子どもの障がいが親の価値観を変える
僕には子どもが2人います。
1人は広汎性発達障がいを持ち、もう1人は健常な子どもです。
2人の子どもを育ててみて思うのは、健常な子どもには手がかからないということです。
もちろん障がいの有無に関わらず、育児にはいろいろな問題がつきものです。
しかし、健常な子が手取り足取り教えなくても自然にできることが増える様に、僕はとても驚かされました。
同時に障がいがあるということは、親にとってそれ相応の手間がかかることを再認識する機会になったのです。
ただ、健常な子と障がいを持つ子の育児を比べてみると、障がいを持つ子のことを考えるときだけに生じる親の価値観の変化があることに気がつきました。
ほとんどの親は「子どもに幸せになってほしい」と考えているのだと思います。
しかし、大人になっても自分の力だけで生きていくことが難しい子どもに対して「幸せな生活」の画を思い描こうとすると、いくつかの困難があります。
経済面で言えば、仕事をして経済的に豊かになることは、難しいかもしれません。
障がい者就労の賃金は、一般的な企業に比べで金額が低く、昇給することもほとんどないからです。
お金を使って贅沢をしたり、楽しい体験を得るような「幸せ」は手に入りにくいことなのではないでしょうか。
社会的側面で言えば、障がいを持つ子どもが大人になり、社会的成功を収めることは難しいかもしれません。
健常な子であれば成人後も自身で目標を考え、達成するために努力し、達成した満足感を持って「幸せな状態」にたどり着くことができます。
しかし、障がいがある子どもの能力にはギフテッドと呼ばれる一部の子を除くと、能力開発に限界があります。

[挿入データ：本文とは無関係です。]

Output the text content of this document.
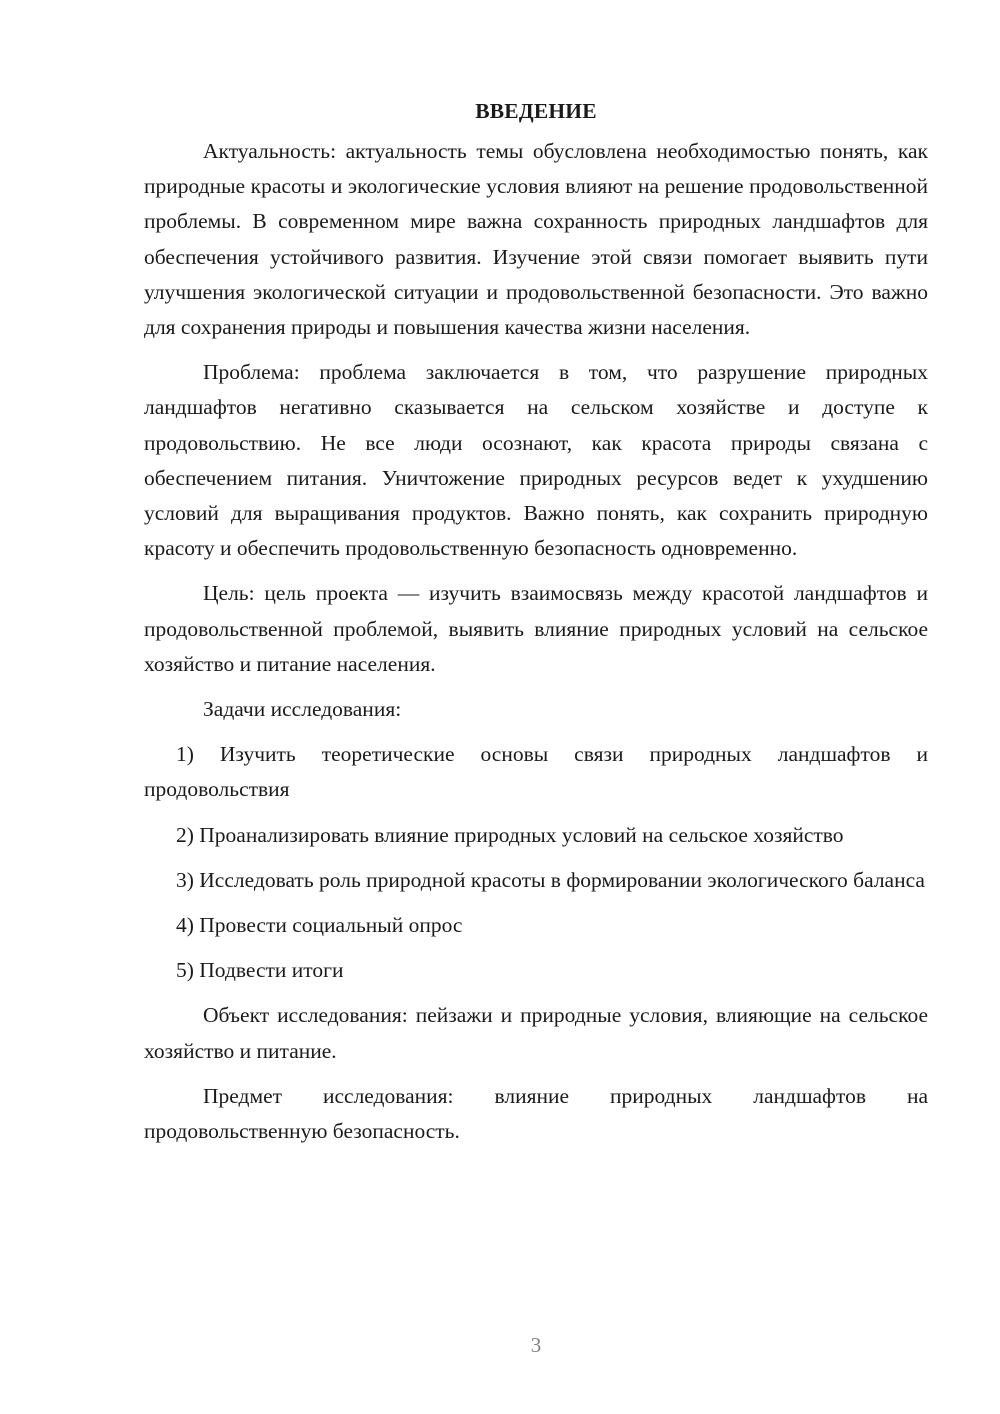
ВВЕДЕНИЕ

Актуальность: актуальность темы обусловлена необходимостью понять, как природные красоты и экологические условия влияют на решение продовольственной проблемы. В современном мире важна сохранность природных ландшафтов для обеспечения устойчивого развития. Изучение этой связи помогает выявить пути улучшения экологической ситуации и продовольственной безопасности. Это важно для сохранения природы и повышения качества жизни населения.

Проблема: проблема заключается в том, что разрушение природных ландшафтов негативно сказывается на сельском хозяйстве и доступе к продовольствию. Не все люди осознают, как красота природы связана с обеспечением питания. Уничтожение природных ресурсов ведет к ухудшению условий для выращивания продуктов. Важно понять, как сохранить природную красоту и обеспечить продовольственную безопасность одновременно.

Цель: цель проекта — изучить взаимосвязь между красотой ландшафтов и продовольственной проблемой, выявить влияние природных условий на сельское хозяйство и питание населения.

Задачи исследования:

1) Изучить теоретические основы связи природных ландшафтов и продовольствия

2) Проанализировать влияние природных условий на сельское хозяйство

3) Исследовать роль природной красоты в формировании экологического баланса

4) Провести социальный опрос

5) Подвести итоги

Объект исследования: пейзажи и природные условия, влияющие на сельское хозяйство и питание.

Предмет исследования: влияние природных ландшафтов на продовольственную безопасность.

3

何かの目標に向かって努力し、能力を向上させることはできるかもしれませんが、社会的な成功を収めたり、承認欲求を満たせるような目標を達成することは難しいように感じます。
つまり、経済的に豊かになったり、目標を達成するといった、一般的な価値観で見た「幸せ」は手の届きにくいところあるのです。
そこで考えなければならないのは、障がいを持つ子どもがお金や社会的成功なしに、どのような価値観を持って生活すれば「幸せな生活」にたどり着くのかということです。
そして、このテーマについて検討することは、親自身の今後の生活を考えていく上でも重要になります。
このテーマが、親と子双方の生活に底通しているからです。
多くの人が育児が終われば定年を見据えた年齢になります。
その頃には病に倒れる人が出てきたり、社会の中での自身のポジションが決まってしまい、社会人としての限界も見えてくるでしょう。
社会人としての限界が見え、経済的ゆとりもなくなっていく中、日々の生活にどのような価値を見出すのか、ということに、いつかは向き合わないといけません。
この部分で、障がいを持つ子どもの幸せな生活を考えることと、親自身の今後の生活を考えていることの根底が通じているのです。
障がいの有無に関わらず、歳を重ねるごとに、お金が必要な贅沢や目標を達成したりすることは難しくなるのが自然です。
そうなったとき、何も持っていない素のままの自分はどういう価値観を持って生活をしていけばいいのか。
お金や体力、社会的成功を削ぎ落とした後に残る、幸せの本質とは何なのか。
その問いの答えが、障がいを持つ子どもの幸せに対する答えでもあり、私たち親にとっての答えでもあると思うのです。
障がいを持つ子どものことを考えることは、この本質的なテーマに早くから取り組むことにつながります。
そうすると、日々の生活に対する価値観は大きく変わることになるでしょう。
僕自身、子どもの将来の生活から自分の今後の生活を考えるようになり、人とのつながりや、家族と過ごす時間、1人で本を読んだり、木や花を眺めたりすることに対する価値観が大きく変わりました。
大切なのは、贅沢な体験や努力による達成感ではなく、自身の「ありよう」であり、より良い状態にいることだと気づいたからです。
どのような状況であっても、自分自身の「ありよう」だけを意識して生活することが、個人的なウェルビーイングに近づくことができる道筋なのだと、いまは考えています。
そして子どもの幸せについても、ほぼ同じように考えています。
もちろん、子どもの価値観が変われば、変化するところではあるのですが。